How do school staff determine who needs to be sent home?
COVID-19 looks like many other respiratory illnesses, and symptoms may include fever (generally 100.4 or higher), sore throat, runny nose, congestion, headache, vomiting, diarrhea, and loss of taste and smell. It will be challenging to determine if an illness is COVID-19 or something else. The CDC recommends schools follow their general infectious disease exclusion guidelines. They are not recommending that schools formally screen students as they enter the building, such as fever checks. It is recommended that parents screen their children at home and keep them home if they have any of the above symptoms.
When can students return to school after symptoms are present?
The CDC recommends that schools follow the general illness exclusion guidance they have followed in past years. Students may return to school if it has been 24 hours since their symptoms have subsided and fever-free without the use of medication. If a child is not improving, it is recommended they see their primary care physician determine
further steps, such as a COVID-19 test.
Should children be vaccinated against influenza this year?

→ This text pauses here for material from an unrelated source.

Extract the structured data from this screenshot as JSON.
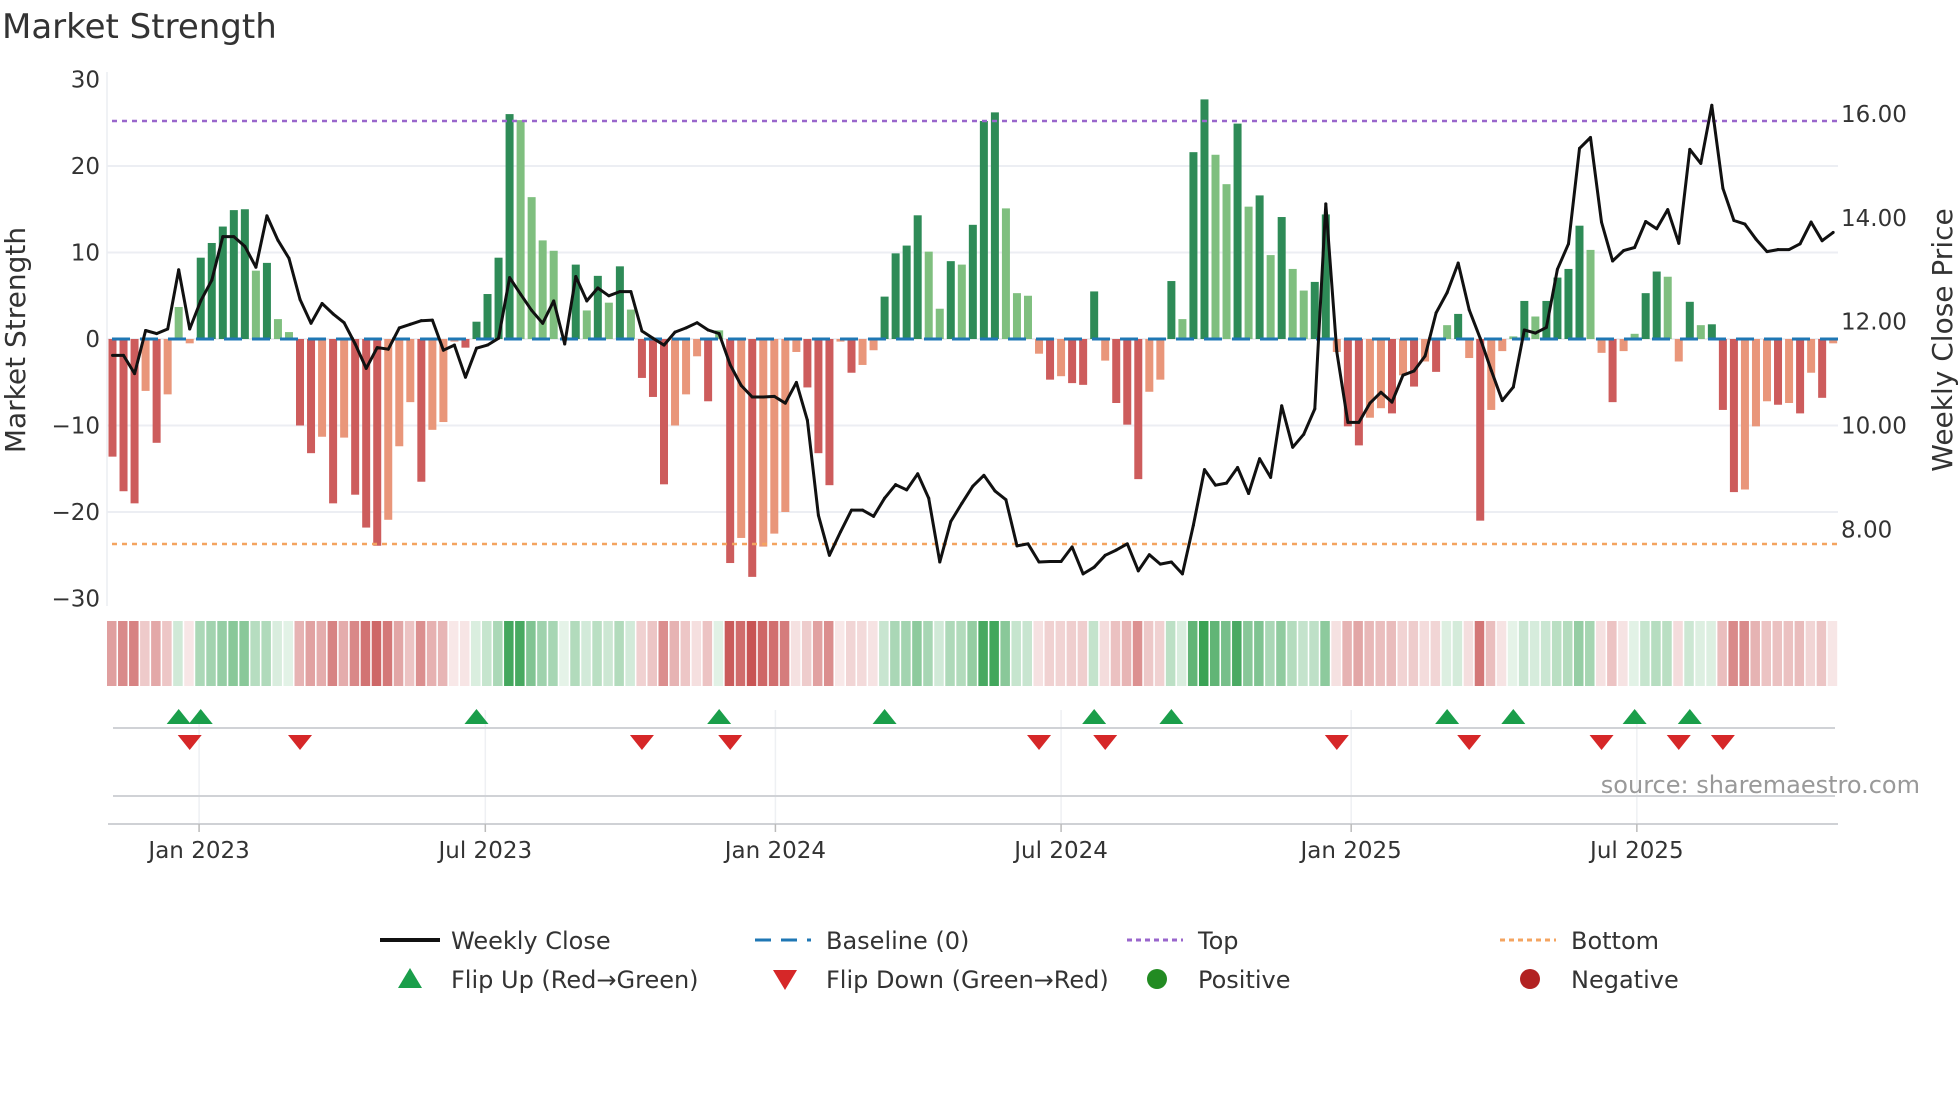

It is more important than ever that children be vaccinated against influenza this year because if they have a cough or congestion, even mild, they will be excluded from school. These symptoms could be caused by flu and not COVID-19 eliminating your child’s chances of contracting flu is best; they can stay in school. Students will be required to have an influenza vaccination to attend school. Students have until December 31, 2020.
Where do I find my school district’s return to the school plan?
School districts will post their plans on their individual websites.
If my child misses multiple days this school year due to symptoms or quarantine, will he or she need to repeat a grade or extend their school year?
If a child is quarantined but still healthy enough to participate in school, each school the district is supposed to have a plan in place to provide education through a distance learning format. Everyone will have an opportunity to learn even if they are excluded from school so parents do not need to be concerned that their child will need to repeat a grade
or extend their school year due to quarantine or isolation.
What considerations do families need to make for this school year?
Even if a school is perfect about social distancing and requires masks, there will still be COVID-19 cases in a school and families need to be prepared for interruptions to face to face learning. Families need to continue socially distancing and being mindful of activities
after school and on the weekends to decrease the risk of COVID-19 transmission. Families also need to have a backup plan to prepare for quarantine or isolation. This backup plan should not include grandparents or others that are at higher risk for having severe complications from COVID-19.
What are the recommendations for bussing this school year?
All people on a bus are required to wear masks. Assigned seating would help determine close contacts. Passengers should be spaced out 6 feet apart.
Should I continue with well visits and immunizations during this pandemic?
This fall, more than ever, it is crucial to maintain the health of you and your child. This will prevent exclusion from school due to illness and could prevent future additional visits to the doctor for illness. Parents are recommended to take their children to well-child appointments to make sure student is healthy and meeting developmental milestones. Children must continue taking controller medications to maintain their health. All immunizations are still required for school as listed on the MDPH website, and records of these immunizations or proper exemption paperwork must be submitted to the school before their first day of school. Children will be excluded from school if they haven’t submitted this paperwork by October 1.
Is there a vaccine for COVID-19?
There are some COVID-19 vaccines that are moving into Phase 3 clinical trials, and it is possible we could have a vaccine by the end of 2020 or early 2021. It is unclear who will be recommended to receive that vaccine or how many doses will be required.